Slov ant Gali / Gunda Jaron:   

                Ich wurde Gott (163)



So dachte ich. Aber die Ereignisse belehrten mich eines Besseren. Das Ende der Ernte brachte den Anfang der Auseinandersetzungen. Es begann harmlos. Erste Kinder kamen vom Besuch ihrer Siedlung nicht zurück. Weißt du, bei insgesamt 4000 Kindern dauerte es eine Weile, bis ich das mitbekam. Außerdem gab es ja keine Verpflichtungen, wer bis wann hätte zurück sein müssen.
Doch dann häufte sich das. Und die Auflösung des Rätsels ließ nicht lange auf sich warten. Eines Morgens standen zwei der vermissten Jungen vorm Stadttor und erzählten, dass man sie regelrecht entführt hätte. Das heißt, als sie in ihrer Siedlung aufgetaucht waren, hatte dort sofort der Aufbruch begonnen. Man habe sich auf den Weg zur angestammten Höhle gemacht. Obwohl die Jungen nicht gewollt hätten, hätte man sie mitgenommen.

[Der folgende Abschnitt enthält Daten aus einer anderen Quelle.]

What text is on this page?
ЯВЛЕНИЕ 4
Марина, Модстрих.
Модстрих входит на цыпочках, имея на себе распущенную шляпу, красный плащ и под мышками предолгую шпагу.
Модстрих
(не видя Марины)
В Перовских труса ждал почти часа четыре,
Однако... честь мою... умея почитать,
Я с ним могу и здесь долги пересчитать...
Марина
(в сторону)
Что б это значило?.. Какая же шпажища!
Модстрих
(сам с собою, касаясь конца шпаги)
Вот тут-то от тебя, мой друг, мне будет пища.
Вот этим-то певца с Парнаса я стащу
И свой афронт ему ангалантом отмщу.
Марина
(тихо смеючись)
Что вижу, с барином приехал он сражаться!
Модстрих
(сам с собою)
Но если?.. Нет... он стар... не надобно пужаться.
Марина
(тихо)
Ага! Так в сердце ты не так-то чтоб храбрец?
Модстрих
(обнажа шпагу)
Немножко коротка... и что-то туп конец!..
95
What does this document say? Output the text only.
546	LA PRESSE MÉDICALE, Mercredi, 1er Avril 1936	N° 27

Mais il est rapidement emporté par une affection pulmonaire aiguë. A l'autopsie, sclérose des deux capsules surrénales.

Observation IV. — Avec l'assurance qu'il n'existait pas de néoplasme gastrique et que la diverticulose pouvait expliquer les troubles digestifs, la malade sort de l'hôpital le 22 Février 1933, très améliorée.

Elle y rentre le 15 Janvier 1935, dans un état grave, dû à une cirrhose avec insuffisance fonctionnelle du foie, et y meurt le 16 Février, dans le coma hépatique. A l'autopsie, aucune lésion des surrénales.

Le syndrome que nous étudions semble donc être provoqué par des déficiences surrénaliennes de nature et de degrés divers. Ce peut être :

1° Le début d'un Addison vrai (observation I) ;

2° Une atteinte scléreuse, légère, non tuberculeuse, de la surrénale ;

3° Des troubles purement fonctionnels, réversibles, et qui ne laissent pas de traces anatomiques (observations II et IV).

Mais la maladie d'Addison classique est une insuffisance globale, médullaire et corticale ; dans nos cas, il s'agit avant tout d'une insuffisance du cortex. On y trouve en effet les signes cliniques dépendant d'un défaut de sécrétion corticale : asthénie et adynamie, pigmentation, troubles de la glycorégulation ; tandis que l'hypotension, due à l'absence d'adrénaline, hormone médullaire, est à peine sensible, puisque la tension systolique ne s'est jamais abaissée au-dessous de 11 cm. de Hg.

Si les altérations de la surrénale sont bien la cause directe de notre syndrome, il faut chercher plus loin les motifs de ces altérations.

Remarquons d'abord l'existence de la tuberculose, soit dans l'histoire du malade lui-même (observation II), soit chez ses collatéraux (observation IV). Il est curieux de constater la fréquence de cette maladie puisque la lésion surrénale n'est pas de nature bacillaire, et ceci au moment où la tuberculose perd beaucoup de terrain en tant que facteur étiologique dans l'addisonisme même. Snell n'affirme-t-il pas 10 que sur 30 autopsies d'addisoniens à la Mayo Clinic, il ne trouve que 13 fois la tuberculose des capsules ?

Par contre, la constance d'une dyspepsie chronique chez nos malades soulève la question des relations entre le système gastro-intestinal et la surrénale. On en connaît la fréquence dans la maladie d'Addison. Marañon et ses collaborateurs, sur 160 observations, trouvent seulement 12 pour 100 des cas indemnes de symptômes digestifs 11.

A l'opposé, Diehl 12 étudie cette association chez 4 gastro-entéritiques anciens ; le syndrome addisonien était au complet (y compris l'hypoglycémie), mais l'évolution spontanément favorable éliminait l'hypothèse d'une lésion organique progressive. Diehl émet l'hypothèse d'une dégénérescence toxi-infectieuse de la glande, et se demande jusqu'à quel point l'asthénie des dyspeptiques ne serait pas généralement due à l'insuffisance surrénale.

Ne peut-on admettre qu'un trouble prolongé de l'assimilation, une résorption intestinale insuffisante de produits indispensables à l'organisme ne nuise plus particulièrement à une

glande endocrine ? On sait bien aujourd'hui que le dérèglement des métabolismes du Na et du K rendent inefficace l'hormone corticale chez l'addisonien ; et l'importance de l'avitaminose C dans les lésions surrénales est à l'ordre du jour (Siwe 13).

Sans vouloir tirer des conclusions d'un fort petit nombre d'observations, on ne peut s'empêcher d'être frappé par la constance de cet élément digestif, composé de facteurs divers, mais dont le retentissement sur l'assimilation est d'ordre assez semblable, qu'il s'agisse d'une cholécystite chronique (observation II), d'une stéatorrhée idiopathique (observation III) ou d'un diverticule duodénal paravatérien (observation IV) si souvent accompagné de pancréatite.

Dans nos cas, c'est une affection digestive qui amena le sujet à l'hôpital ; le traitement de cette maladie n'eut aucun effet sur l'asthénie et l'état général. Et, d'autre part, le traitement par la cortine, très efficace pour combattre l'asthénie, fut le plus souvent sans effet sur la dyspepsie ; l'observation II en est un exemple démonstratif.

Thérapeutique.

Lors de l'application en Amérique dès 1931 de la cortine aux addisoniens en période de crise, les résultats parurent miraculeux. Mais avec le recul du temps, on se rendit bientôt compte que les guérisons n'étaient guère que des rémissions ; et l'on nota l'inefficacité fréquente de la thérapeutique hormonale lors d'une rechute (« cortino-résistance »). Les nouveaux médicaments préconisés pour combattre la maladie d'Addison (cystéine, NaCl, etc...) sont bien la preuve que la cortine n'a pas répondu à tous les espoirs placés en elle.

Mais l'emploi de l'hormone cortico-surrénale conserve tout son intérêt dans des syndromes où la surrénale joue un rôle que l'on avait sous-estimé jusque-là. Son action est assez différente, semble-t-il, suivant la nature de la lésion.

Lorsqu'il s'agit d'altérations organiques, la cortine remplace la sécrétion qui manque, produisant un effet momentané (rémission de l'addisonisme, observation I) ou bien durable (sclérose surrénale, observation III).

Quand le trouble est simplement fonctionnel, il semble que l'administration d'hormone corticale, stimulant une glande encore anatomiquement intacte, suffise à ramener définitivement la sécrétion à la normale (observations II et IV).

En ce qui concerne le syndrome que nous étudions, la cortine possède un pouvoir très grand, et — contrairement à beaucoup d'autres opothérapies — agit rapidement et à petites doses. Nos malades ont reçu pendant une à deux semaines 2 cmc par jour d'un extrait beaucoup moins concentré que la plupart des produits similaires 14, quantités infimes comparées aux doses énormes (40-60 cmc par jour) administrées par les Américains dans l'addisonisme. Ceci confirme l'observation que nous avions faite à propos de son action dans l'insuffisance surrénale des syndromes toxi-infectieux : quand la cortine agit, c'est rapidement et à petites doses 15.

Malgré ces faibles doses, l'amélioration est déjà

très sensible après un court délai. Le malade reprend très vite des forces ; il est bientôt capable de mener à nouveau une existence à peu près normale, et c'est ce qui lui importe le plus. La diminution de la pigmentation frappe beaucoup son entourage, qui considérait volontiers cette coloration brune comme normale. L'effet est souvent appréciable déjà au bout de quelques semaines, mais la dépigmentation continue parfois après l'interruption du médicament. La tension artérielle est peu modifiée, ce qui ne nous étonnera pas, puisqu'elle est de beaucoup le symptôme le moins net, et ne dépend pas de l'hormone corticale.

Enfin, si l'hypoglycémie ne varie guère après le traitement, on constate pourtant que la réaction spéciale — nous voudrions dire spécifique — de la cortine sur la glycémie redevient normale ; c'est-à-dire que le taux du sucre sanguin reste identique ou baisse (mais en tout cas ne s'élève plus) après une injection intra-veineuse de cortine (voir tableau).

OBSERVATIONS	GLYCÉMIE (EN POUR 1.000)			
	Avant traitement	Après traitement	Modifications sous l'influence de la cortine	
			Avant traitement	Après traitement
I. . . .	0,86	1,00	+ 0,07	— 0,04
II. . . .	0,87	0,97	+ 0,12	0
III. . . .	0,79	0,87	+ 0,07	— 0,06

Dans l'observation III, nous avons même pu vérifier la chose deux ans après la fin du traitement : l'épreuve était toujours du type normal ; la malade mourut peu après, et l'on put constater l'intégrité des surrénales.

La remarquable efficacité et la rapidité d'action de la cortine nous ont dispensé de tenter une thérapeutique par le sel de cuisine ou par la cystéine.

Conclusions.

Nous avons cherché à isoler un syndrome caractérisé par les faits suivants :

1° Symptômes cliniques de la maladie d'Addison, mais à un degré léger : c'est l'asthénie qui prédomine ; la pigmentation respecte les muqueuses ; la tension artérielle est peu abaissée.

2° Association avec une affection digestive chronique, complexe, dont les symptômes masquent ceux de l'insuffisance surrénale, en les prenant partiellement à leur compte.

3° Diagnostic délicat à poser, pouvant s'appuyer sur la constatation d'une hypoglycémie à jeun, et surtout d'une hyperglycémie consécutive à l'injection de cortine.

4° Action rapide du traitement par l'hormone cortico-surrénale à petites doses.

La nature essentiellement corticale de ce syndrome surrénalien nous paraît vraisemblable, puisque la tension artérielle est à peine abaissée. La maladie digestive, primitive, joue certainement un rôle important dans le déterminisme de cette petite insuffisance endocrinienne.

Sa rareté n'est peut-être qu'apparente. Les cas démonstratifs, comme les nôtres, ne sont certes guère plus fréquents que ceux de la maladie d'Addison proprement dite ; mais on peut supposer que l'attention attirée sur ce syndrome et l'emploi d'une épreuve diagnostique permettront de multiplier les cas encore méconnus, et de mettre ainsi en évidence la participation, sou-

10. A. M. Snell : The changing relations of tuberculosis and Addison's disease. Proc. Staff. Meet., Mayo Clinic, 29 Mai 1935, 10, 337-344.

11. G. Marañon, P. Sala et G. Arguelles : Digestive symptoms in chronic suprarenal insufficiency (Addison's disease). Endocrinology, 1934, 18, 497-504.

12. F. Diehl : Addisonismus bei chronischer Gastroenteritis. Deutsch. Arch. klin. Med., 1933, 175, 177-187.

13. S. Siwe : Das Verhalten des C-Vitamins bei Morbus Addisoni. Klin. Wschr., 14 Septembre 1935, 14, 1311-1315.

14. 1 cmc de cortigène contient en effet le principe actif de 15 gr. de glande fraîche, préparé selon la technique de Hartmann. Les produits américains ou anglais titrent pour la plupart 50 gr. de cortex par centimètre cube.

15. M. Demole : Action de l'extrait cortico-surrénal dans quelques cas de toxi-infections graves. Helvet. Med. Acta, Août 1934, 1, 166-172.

Ich löste das Problem einfach und radikal. Ich ordnete nämlich an, dass Besuche von nun an nur in der Stadt möglich seien. Die Legenden um die Beobachtungsleistung des Tores tat das ihre. Niemand traute sich eine gewaltsame Entführung oder einen Trick, der dem gleich gekommen wäre. Zumindest habe ich von keinem erfahren, und so wie ich die Saks kannte, hätte sich ein Erfolg schnell herumgesprochen und eine Lawine der Nachahmer provoziert. Die Möglichkeiten zum Mitnehmen der Kinder waren auf nahe Null geschrumpft und die meisten wollten ja auch nicht weg. Dafür geschah das nächste für mich Ärgerliche: Der Ansturm auf die Winterunterkünfte blieb aus. Nach dem ersten Frost waren gerade einmal 240 Erwachsene, meist junge Mütter, drei ganze Siedlungen, in die Stadt gekommen. Es zeichnete sich ab, dass ich in diesem Winter einer Stadt der Kinder vorstehen würde.
Zu meinen Gunsten wirkte dabei nur, dass zwischen den Kindern neue Familienbeziehungen entstanden waren. Dabei schlugen die ursprünglichen Saks-Traditionen durch. Die Siedlungen waren in irgendeiner Weise keine Beziehungen, die auf die Blutsverwandtschaft zum biologischen Vater und der Mutter zurückgingen, wie ich dies von der Erdgeschichte her kannte. Nein, die Siedlungen bildeten offenbar durch Sympathie und Harmonie ihrer Bewohner verbundene Haus-Gemeinschaften. Da hatte ich anfangs schlicht mir Gewohntes in manche Beobachtung hineininterpretiert.
Für die Kinder war es einfach normal, sich Anderen, mit denen sie sich gut verstanden, anzuschließen. Sie hatten auch vorher ihre Familien gewählt. Sie hatten aber den Schutz von Erwachsenen gebraucht. Die Ehre und Verantwortung für die Großen unter ihnen, als erwachsene Betreuer gewählt zu werden, war dann doch etwas Neues, wenn auch nicht ganz so fremd wie von mir zuerst gedacht.
Und noch eine andere Tradition veränderte sich: Nach besagtem ersten Frost hatten eigentlich alle Teens ihre Weihe als Erwachsene bekommen. Jungen und Mädchen begegneten einander als Partner in Liebe. Es hatte mitunter etwas extrem Verspieltes, erinnerte aber an die Eherituale, die mir beim Beobachten meiner ersten Siedlung bereits aufgefallen waren. War dieses gegenseitige Verbeugen mir schon bei den Erwachsenen komisch vorgekommen, so konnte ich mir kaum das Schmunzeln verkneifen, wenn sich Kinder und Jugendliche voreinander verbeugten. Nur die allgemeine Verhütung war neu. Die hatte ich nur nicht für die Feier des ersten Tropfens vorzuschlagen gewagt.